The story continues, the labels of blessing and curses alternating throughout. This story resonates deep because I long to put a label on things: my new job is good, getting divorced is bad. But life doesn’t operate so succinctly with “good” or “bad” labels for everything, for even with Joseph, the things we would quickly label as bad, God deemed good. Stop and reread that.
The things we would quickly label as bad, God deemed good.
I think Joseph would have done himself in if he spent all of his time trying to figure out the label to each situation he found himself in. Rather than deciding which points had “bad” stamped across them, he remained faithful.
Again: he remained faithful in the good times and bad, which perhaps were one in the same, or more accurately, intricately woven together. If you’re familiar with Joseph’s story, you know he ultimately saved his family’s life when he provided for them during the years of famine. But even Joseph knew that wouldn’t have been possible had it not been for God’s presence with him AND for the times we so quickly want to write a bold “BAD” by: jail, slavery, false allegations, betrayal and more.
We, like Joseph, don’t have the luxury of seeing the commentaries that go along with our stories, those God-eye views that us non-gods can’t possess.
I imagine this means something different to all of us. To me, it paints pictures with grays rather than mere blacks and whites. It means the challenge to recognize that crazy hard times can bring something crazy good, even if the crazy good is a refining of our outlook, our thinking, or our very souls.

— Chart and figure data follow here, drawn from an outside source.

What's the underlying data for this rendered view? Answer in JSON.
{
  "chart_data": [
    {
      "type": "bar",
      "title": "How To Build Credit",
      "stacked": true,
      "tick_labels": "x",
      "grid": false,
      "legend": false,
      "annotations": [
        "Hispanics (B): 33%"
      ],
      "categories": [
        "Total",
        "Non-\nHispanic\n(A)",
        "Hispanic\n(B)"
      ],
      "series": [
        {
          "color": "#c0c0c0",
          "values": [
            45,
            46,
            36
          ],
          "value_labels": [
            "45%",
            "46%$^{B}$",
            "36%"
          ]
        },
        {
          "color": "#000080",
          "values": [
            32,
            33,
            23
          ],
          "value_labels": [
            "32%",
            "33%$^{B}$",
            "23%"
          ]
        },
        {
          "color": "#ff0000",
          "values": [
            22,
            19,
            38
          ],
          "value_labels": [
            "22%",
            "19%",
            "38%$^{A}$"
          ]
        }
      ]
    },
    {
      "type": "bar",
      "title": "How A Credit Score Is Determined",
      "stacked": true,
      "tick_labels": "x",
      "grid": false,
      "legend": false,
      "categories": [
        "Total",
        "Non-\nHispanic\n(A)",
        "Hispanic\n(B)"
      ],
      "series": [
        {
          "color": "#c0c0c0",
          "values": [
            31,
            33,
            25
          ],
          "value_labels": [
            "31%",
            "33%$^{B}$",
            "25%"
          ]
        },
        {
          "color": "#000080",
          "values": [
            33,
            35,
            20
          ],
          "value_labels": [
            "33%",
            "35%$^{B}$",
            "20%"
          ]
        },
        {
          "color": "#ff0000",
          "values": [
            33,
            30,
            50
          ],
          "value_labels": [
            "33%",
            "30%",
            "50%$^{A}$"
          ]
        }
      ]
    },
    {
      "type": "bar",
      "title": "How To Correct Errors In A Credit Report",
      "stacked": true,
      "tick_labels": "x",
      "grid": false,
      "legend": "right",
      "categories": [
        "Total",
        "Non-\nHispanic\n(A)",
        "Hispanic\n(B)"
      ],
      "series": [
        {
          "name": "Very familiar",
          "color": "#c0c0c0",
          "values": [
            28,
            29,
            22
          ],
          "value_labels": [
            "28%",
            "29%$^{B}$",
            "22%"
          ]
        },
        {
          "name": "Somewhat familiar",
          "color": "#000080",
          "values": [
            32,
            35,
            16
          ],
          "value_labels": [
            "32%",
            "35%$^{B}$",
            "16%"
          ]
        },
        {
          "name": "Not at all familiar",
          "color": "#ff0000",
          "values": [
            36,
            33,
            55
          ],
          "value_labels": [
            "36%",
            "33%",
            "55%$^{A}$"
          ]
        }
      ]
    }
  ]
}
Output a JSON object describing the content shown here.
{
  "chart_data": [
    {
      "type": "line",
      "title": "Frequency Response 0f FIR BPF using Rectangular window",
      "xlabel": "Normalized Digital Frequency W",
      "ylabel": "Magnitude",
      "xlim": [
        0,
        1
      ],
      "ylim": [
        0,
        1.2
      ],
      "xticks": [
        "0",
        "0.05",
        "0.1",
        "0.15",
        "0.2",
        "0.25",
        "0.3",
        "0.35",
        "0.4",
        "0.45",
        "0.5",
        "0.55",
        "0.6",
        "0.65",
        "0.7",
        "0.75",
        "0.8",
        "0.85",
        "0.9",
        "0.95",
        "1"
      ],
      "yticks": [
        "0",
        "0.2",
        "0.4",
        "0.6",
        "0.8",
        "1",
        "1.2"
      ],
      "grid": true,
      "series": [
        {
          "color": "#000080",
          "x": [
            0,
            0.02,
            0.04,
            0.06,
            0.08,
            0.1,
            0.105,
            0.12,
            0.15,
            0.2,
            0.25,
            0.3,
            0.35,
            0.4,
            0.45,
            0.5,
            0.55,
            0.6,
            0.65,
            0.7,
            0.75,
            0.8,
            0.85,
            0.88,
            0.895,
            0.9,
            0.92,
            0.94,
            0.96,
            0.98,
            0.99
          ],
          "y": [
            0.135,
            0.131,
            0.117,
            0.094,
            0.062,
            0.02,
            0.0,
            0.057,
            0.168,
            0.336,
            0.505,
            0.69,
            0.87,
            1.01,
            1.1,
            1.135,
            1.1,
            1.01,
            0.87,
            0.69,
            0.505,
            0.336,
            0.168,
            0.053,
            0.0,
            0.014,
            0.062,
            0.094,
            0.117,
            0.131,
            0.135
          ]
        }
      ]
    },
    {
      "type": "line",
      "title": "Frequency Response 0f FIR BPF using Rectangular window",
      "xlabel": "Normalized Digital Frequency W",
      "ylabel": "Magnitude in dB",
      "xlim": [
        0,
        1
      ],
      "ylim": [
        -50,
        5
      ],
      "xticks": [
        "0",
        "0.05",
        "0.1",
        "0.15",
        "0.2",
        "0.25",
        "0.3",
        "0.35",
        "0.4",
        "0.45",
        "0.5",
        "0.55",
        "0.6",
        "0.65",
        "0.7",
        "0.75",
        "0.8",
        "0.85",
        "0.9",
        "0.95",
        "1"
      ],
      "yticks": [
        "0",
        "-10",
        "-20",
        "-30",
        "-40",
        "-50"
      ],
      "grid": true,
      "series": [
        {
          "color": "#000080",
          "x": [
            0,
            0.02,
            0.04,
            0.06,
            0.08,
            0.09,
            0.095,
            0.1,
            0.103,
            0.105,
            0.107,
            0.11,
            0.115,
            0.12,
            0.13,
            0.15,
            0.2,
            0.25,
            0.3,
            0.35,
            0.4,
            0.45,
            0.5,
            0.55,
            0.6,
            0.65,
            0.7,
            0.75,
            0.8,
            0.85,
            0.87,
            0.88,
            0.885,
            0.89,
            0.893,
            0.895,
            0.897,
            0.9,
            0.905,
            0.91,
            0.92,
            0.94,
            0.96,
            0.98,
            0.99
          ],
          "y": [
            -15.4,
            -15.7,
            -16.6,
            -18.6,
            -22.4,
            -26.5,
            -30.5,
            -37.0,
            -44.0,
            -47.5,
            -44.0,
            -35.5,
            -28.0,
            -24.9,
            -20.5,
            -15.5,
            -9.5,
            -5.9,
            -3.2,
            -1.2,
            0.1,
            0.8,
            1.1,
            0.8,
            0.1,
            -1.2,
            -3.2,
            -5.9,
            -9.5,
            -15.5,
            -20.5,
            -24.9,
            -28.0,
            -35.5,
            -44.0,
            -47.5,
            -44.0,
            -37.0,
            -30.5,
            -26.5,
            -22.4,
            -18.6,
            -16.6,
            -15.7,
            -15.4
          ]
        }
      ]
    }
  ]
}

One truth I’ve recently discovered lends itself strongly to this life without commentary attitude, this ceasing to label and instead living faithfully. It’s highly personal and isn’t the point of this blog, but I’ll share it just as an example. You know I’m going through an ugly divorce, a situation I long to put a big BAD across the file tab. But even in this “bad,” here’s my reality: it took getting divorced to know how deeply I am loved. I ask you: could you label that as BAD? Me, neither.
So I’m taking the Joseph challenge and am trying to stop with the labels, the Stacy-determinations of if God is for me or against me, and instead I want to remain faithful and trust His goodness. Always.